From Old Clutter to New Critter


Kristofer Helgen began his quest for the olinguito not deep in the forest, but buried in museum specimens. And he wasn’t even looking for anything new. Helgen simply wanted to catalog all the world’s available remains of the olingo, a known animal, when he began to notice some skulls and pelts originally attributed to the olingo displayed drastically different morphology, so different that he hypothesized they could be from another, undocumented species. DNA sequencing eventually confirmed his suspicion, something Melba Ketchum’s “Bigfoot DNA” failed to do.

artifacts
Is it any wonder interesting artifacts can get lost in the shuffle?

Stumbling over some musty carcasses wasn’t satisfying enough for Helgen and his team, though. So in 2006 they went out into the “cloud forests” of South America to see if olinguitos were still living in the treetops, the olingo’s natural habitat. And they found them! On the VERY FIRST NIGHT! The Smithsonian scientists were able to do the same kinds of genetic testing on live specimens obtained in the wild and found that the little buggers are alive and well in both Colombia and Ecuador. How does the giant, land-dwelling Bigfoot still elude detection while the foot-long, arboreal olinguito hides in plain sight?

olinguito
The olinguito finds the cameraman finding him.


Still Awesome, Even if Not Fantastic


The tale of the olinguito is not as heartening for cryptozoologists as on first blush. This wasn’t a case of seeing something completely novel in the wilderness, but of discriminating between similar, already-obtained specimens in a collection. “The vast majority of the discoveries of new species are made in museum collections,” president of the Society for the Preservation of Natural History Collections, Chris Norris, told the BBC.

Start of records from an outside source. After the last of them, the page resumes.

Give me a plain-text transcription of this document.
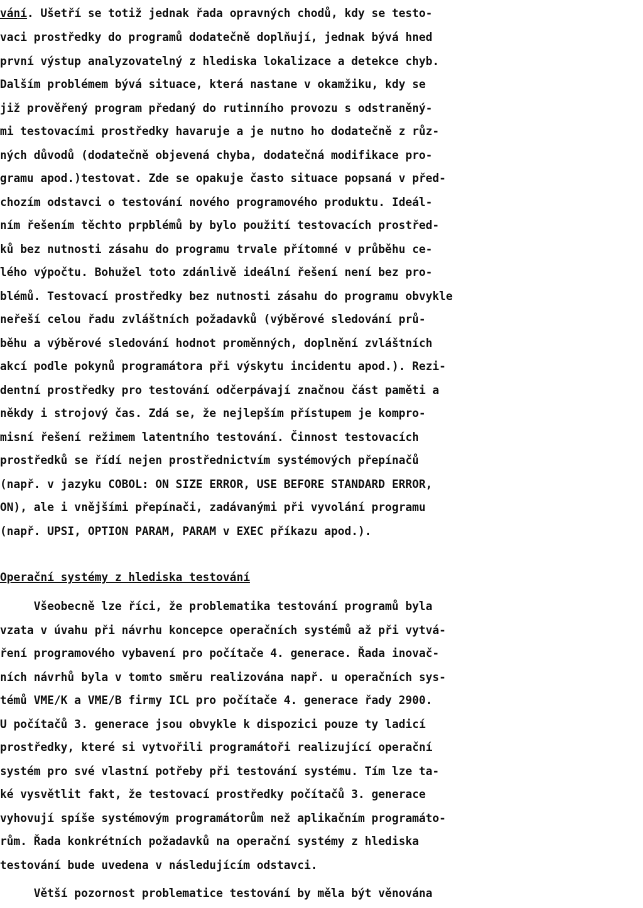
vání. Ušetří se totiž jednak řada opravných chodů, kdy se testo-
vaci prostředky do programů dodatečně doplňují, jednak bývá hned
první výstup analyzovatelný z hlediska lokalizace a detekce chyb.
Dalším problémem bývá situace, která nastane v okamžiku, kdy se
již prověřený program předaný do rutinního provozu s odstraněný-
mi testovacími prostředky havaruje a je nutno ho dodatečně z růz-
ných důvodů (dodatečně objevená chyba, dodatečná modifikace pro-
gramu apod.)testovat. Zde se opakuje často situace popsaná v před-
chozím odstavci o testování nového programového produktu. Ideál-
ním řešením těchto prpblémů by bylo použití testovacích prostřed-
ků bez nutnosti zásahu do programu trvale přítomné v průběhu ce-
lého výpočtu. Bohužel toto zdánlivě ideální řešení není bez pro-
blémů. Testovací prostředky bez nutnosti zásahu do programu obvykle
neřeší celou řadu zvláštních požadavků (výběrové sledování prů-
běhu a výběrové sledování hodnot proměnných, doplnění zvláštních
akcí podle pokynů programátora při výskytu incidentu apod.). Rezi-
dentní prostředky pro testování odčerpávají značnou část paměti a
někdy i strojový čas. Zdá se, že nejlepším přístupem je kompro-
misní řešení režimem latentního testování. Činnost testovacích
prostředků se řídí nejen prostřednictvím systémových přepínačů
(např. v jazyku COBOL: ON SIZE ERROR, USE BEFORE STANDARD ERROR,
ON), ale i vnějšími přepínači, zadávanými při vyvolání programu
(např. UPSI, OPTION PARAM, PARAM v EXEC příkazu apod.).
Operační systémy z hlediska testování
Všeobecně lze říci, že problematika testování programů byla
vzata v úvahu při návrhu koncepce operačních systémů až při vytvá-
ření programového vybavení pro počítače 4. generace. Řada inovač-
ních návrhů byla v tomto směru realizována např. u operačních sys-
témů VME/K a VME/B firmy ICL pro počítače 4. generace řady 2900.
U počítačů 3. generace jsou obvykle k dispozici pouze ty ladicí
prostředky, které si vytvořili programátoři realizující operační
systém pro své vlastní potřeby při testování systému. Tím lze ta-
ké vysvětlit fakt, že testovací prostředky počítačů 3. generace
vyhovují spíše systémovým programátorům než aplikačním programáto-
rům. Řada konkrétních požadavků na operační systémy z hlediska
testování bude uvedena v následujícím odstavci.
Větší pozornost problematice testování by měla být věnována
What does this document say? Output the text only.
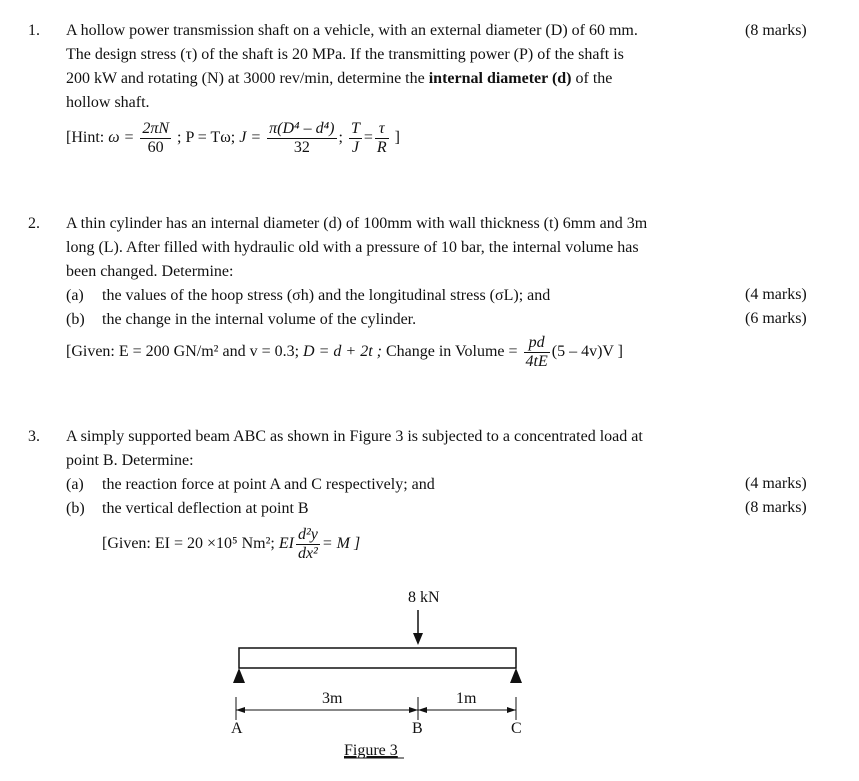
1. A hollow power transmission shaft on a vehicle, with an external diameter (D) of 60 mm.	(8 marks)
The design stress (τ) of the shaft is 20 MPa. If the transmitting power (P) of the shaft is
200 kW and rotating (N) at 3000 rev/min, determine the internal diameter (d) of the
hollow shaft.
[Hint: $\omega = \frac{2\pi N}{60}$ ; P = Tω; $J = \frac{\text{π(D⁴ – d⁴)}}{32}$ ; $\frac{T}{J} = \frac{\tau}{R}$ ]
2. A thin cylinder has an internal diameter (d) of 100mm with wall thickness (t) 6mm and 3m
long (L). After filled with hydraulic old with a pressure of 10 bar, the internal volume has
been changed. Determine:
(a) the values of the hoop stress (σh) and the longitudinal stress (σL); and	(4 marks)
(b) the change in the internal volume of the cylinder.	(6 marks)
[Given: E = 200 GN/m² and v = 0.3; D = d + 2t ; Change in Volume = $\frac{pd}{4tE} (5 - 4v)V$ ]
3. A simply supported beam ABC as shown in Figure 3 is subjected to a concentrated load at
point B. Determine:
(a) the reaction force at point A and C respectively; and	(4 marks)
(b) the vertical deflection at point B	(8 marks)
[Given: EI = 20 ×10⁵ Nm²; EI $\frac{\text{d²y}}{\text{dx²}} = M$ ]
8 kN
3m	1m
A	B	C
Figure 3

Additionally, the ease with which the nocturnal creature was found (once someone actually set out to look for it) kinda makes you wonder what’s taking all those Animal Planet Bigfoot “experts” so damn long. Worse, the olinguito may have been right under our noses the whole time. Unknowingly keeping a misidentified individual in captivity could explain why that one “olingo” would never mate with any others….

Reading beyond the headlines, the observation of the olinguito does not support the view that large, completely unknown animals roam specific portions of the Earth. That doesn’t mean there aren’t still wonderful things waiting to be discovered. One Canadian study posits that up to 86% of all living species remain unclassified.

But those are mostly invertebrates and fungi. The same paper states that we’ve got nearly every bird and mammal pinned down. Big things are easy to find; it’s the little ones that can give us the slip. That should still be exciting for anyone interested in biodiversity, even if we’re not likely to uncover a fantasy Savage Land full of mightier beasts.